In case of default to present the bill of exchange/promissory note for acceptance within the limit of time stipulated by the drawer, the holder loses his right of recourse for non-payment, as well as for non-acceptance against the drawer, unless it appears from the terms of the stipulation that the drawer only meant to release himself from the guarantee of acceptance.
(ii) Presentation of a check at a bank serving the holder of the check for collection is considered as presentation of a check for payment refusal to pay a check must be confirmed by either of the following methods:
(A) protest made by a notary;
(B) notice of payor on the check in refusal to pay it with indication of the date of presentation of a check for payment; or
(C) notice of a collecting bank with an indication of the date of presentation of a check for payment.

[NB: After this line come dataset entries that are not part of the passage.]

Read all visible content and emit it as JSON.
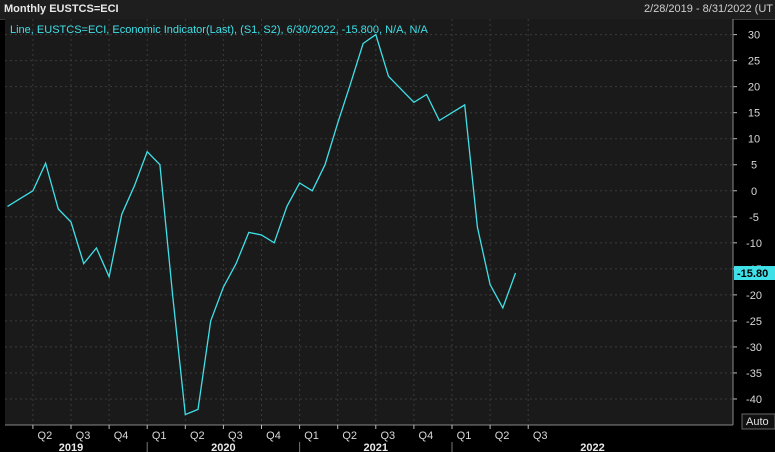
{
  "header": {
    "title": "Monthly EUSTCS=ECI",
    "date_range": "2/28/2019 - 8/31/2022 (UT"
  },
  "colors": {
    "line": "#3fe0e8",
    "plot_bg": "#1a1a1a",
    "grid": "#3a3a3a",
    "axis_bg": "#000000"
  },
  "chart_data": {
    "type": "line",
    "legend": "Line, EUSTCS=ECI, Economic Indicator(Last), (S1, S2), 6/30/2022, -15.800, N/A, N/A",
    "last_value_label": "-15.80",
    "auto_label": "Auto",
    "ylim": [
      -45,
      33
    ],
    "yticks": [
      30,
      25,
      20,
      15,
      10,
      5,
      0,
      -5,
      -10,
      -15,
      -20,
      -25,
      -30,
      -35,
      -40
    ],
    "ytick_labels": [
      "30",
      "25",
      "20",
      "15",
      "10",
      "5",
      "0",
      "-5",
      "-10",
      "-15",
      "-20",
      "-25",
      "-30",
      "-35",
      "-40"
    ],
    "x_start": "2019-02",
    "quarter_ticks": [
      {
        "label": "Q2",
        "m": "2019-04"
      },
      {
        "label": "Q3",
        "m": "2019-07"
      },
      {
        "label": "Q4",
        "m": "2019-10"
      },
      {
        "label": "Q1",
        "m": "2020-01"
      },
      {
        "label": "Q2",
        "m": "2020-04"
      },
      {
        "label": "Q3",
        "m": "2020-07"
      },
      {
        "label": "Q4",
        "m": "2020-10"
      },
      {
        "label": "Q1",
        "m": "2021-01"
      },
      {
        "label": "Q2",
        "m": "2021-04"
      },
      {
        "label": "Q3",
        "m": "2021-07"
      },
      {
        "label": "Q4",
        "m": "2021-10"
      },
      {
        "label": "Q1",
        "m": "2022-01"
      },
      {
        "label": "Q2",
        "m": "2022-04"
      },
      {
        "label": "Q3",
        "m": "2022-07"
      }
    ],
    "year_ticks": [
      {
        "label": "2019",
        "m": "2019-01"
      },
      {
        "label": "2020",
        "m": "2020-01"
      },
      {
        "label": "2021",
        "m": "2021-01"
      },
      {
        "label": "2022",
        "m": "2022-01"
      }
    ],
    "series": [
      {
        "x": [
          "2019-02",
          "2019-03",
          "2019-04",
          "2019-05",
          "2019-06",
          "2019-07",
          "2019-08",
          "2019-09",
          "2019-10",
          "2019-11",
          "2019-12",
          "2020-01",
          "2020-02",
          "2020-03",
          "2020-04",
          "2020-05",
          "2020-06",
          "2020-07",
          "2020-08",
          "2020-09",
          "2020-10",
          "2020-11",
          "2020-12",
          "2021-01",
          "2021-02",
          "2021-03",
          "2021-04",
          "2021-05",
          "2021-06",
          "2021-07",
          "2021-08",
          "2021-09",
          "2021-10",
          "2021-11",
          "2021-12",
          "2022-01",
          "2022-02",
          "2022-03",
          "2022-04",
          "2022-05",
          "2022-06"
        ],
        "values": [
          -3.0,
          -1.5,
          0.0,
          5.3,
          -3.5,
          -6.0,
          -14.0,
          -11.0,
          -16.5,
          -4.5,
          1.0,
          7.5,
          5.0,
          -20.0,
          -43.0,
          -42.0,
          -25.0,
          -18.5,
          -14.0,
          -8.0,
          -8.5,
          -10.0,
          -3.0,
          1.5,
          0.0,
          5.0,
          13.0,
          20.5,
          28.3,
          30.0,
          22.0,
          19.5,
          17.0,
          18.5,
          13.5,
          15.0,
          16.5,
          -7.0,
          -18.0,
          -22.5,
          -15.8
        ]
      }
    ]
  }
}
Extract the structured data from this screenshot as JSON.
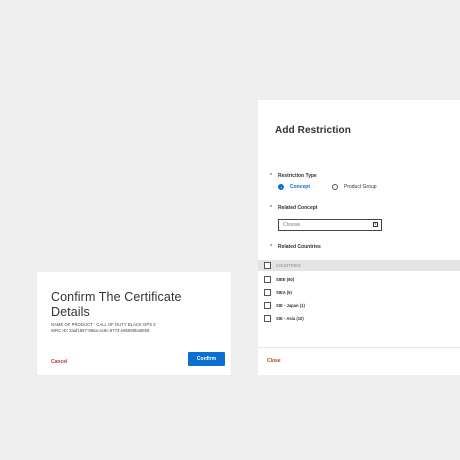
{
  "certificate_dialog": {
    "title": "Confirm The Certificate Details",
    "product_line": "NAME OF PRODUCT : CALL OF DUTY BLACK OPS 2",
    "wrc_line": "WRC ID: 2aaf1587-966a-4c9c-8773-e95989ba8559",
    "cancel_label": "Cancel",
    "confirm_label": "Confirm"
  },
  "restriction_dialog": {
    "title": "Add Restriction",
    "restriction_type_label": "Restriction Type",
    "restriction_options": [
      "Concept",
      "Product Group"
    ],
    "selected_option": "Concept",
    "related_concept_label": "Related Concept",
    "select_placeholder": "Choose",
    "related_countries_label": "Related Countries",
    "countries_header": "COUNTRIES",
    "countries": [
      "SIEE (50)",
      "SIEA (5)",
      "SIE - Japan (1)",
      "SIE - Asia (10)"
    ],
    "close_label": "Close"
  },
  "colors": {
    "primary": "#0b6fd1",
    "danger": "#c0392b",
    "background": "#efefef"
  }
}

The holder of a check is obliged to notify its endorser and the maker of the check of non-payment within two business days after execution of the protest. Each endorser is obliged to communicate the notice of non-payment to its endorser within two business days after receiving the notice. A failure to give a notice of non-payment does not render the check void, but entails an obligation of a holder or endorser concerned to compensate damage caused by such failure.
f. Recourse and Non-Recourse.
(i) A drawer, endorsers and persons guaranteeing payment by aval are jointly and severally liable before holder of a bill of exchange/promissory note for payment, except where endorsement was made after execution of protest or expiry of term for presentation. In two latter cases an endorsement has the effect of assignment of debt (cession). An endorser may elect to discharge itself from such joint and several liability by writing alongside with endorsement words “without recourse”. This clause does not exempt joint and several liability of further endorsers.
(ii) In case of refusal of the payor to make payment on a check, the holder of the check has an option to sue one, several or all persons obligated on the check (maker, a person guaranteeing payment by aval, endorser). These persons are jointly and severally liable before the holder.
g. Legal Interest Rate.
(i) A bill of exchange/promissory note may include provisions on interest. The Russian law does not limit a rate of interest to be paid on bill of exchange/promissory note. In case the interest is not indicated in a bill of exchange/promissory note, interest accrues from the maturity date of bill of exchange/promissory note, the rate of interest is determined by the bank interest rate existing on the day of actual payment in the place of location of creditor in accordance with Art. 395 of the RF Civil Code (Art. 3 of the law On Bills of Exchange and Promissory Notes of 11 March 1997 No. 48-FZ).
(ii) A check cannot include a provision specifying any interest on the amount of money to be paid. An indication on interest in a check is considered as not having been written.